Marie-Claire Messouma Manlanbien, performance l'ëtre, l'autre, et l'entre, palais de Tokyo (Paris). (c)Adagp, Paris, 2023. Crédit photo : Quentin Chevrier.

Marie-Claire Messouma Manlanbien

Tissant aussi bien les mots que les textiles, Marie-Claire Messouma Manlanbien donne vie à un univers qui brille par son syncrétisme. S’inscrivant dans une double culture guadeloupéenne et ivoirienne, ses installations murales dessinent un monde composite dans lequel des éléments cosmogoniques Akan, communs aux sociétés matriarcales ghanéenne et ivoirienne, coexistent avec des motifs iconographiques créoles ou égyptiens.
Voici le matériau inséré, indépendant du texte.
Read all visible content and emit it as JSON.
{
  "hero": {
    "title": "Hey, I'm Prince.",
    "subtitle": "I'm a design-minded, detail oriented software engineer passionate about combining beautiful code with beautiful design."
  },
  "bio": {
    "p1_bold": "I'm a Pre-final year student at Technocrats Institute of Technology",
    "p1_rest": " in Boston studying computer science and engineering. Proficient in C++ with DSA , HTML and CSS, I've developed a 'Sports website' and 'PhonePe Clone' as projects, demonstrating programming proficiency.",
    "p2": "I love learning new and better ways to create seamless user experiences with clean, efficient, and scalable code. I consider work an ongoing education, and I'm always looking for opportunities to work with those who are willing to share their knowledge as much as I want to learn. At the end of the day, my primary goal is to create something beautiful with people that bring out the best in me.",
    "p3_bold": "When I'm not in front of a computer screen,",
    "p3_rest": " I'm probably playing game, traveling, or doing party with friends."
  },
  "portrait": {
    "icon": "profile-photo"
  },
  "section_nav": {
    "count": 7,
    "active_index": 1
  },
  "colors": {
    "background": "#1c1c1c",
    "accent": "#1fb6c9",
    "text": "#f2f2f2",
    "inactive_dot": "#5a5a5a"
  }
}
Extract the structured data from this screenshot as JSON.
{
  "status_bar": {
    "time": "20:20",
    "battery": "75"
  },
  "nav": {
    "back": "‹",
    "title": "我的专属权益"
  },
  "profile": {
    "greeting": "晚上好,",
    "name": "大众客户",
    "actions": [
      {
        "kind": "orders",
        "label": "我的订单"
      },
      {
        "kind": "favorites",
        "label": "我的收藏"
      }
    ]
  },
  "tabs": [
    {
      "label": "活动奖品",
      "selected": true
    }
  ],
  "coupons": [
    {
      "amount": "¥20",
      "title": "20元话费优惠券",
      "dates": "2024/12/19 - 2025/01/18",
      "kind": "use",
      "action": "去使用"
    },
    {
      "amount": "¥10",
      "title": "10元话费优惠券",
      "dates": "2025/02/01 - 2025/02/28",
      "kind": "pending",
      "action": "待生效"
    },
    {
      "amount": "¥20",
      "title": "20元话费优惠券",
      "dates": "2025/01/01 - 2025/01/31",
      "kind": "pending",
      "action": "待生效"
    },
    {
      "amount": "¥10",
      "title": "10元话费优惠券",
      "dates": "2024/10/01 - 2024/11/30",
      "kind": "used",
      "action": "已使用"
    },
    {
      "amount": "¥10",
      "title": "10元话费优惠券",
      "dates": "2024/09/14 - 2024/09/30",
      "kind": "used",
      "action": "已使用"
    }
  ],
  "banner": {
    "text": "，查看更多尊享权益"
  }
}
Plaçant son travail sous le signe de la « rencontre entre des matériaux industriels tels que l’aluminium, le cuivre et le laiton avec des matériaux naturels tels que la fibre de raphia, la corde, la sève d’arbre et les coquillages », ses œuvres, qui accueillent aussi sculptures et céramiques, mettent en pratique cette « poétique de la relation » chère à Édouard Glissant. Représentée par la galerie Cécile Fakhoury, sa première exposition personnelle en France, « L’être, l’autre et l’entre », est à découvrir jusqu’au 10 septembre 2023, au Palais de Tokyo, à Paris.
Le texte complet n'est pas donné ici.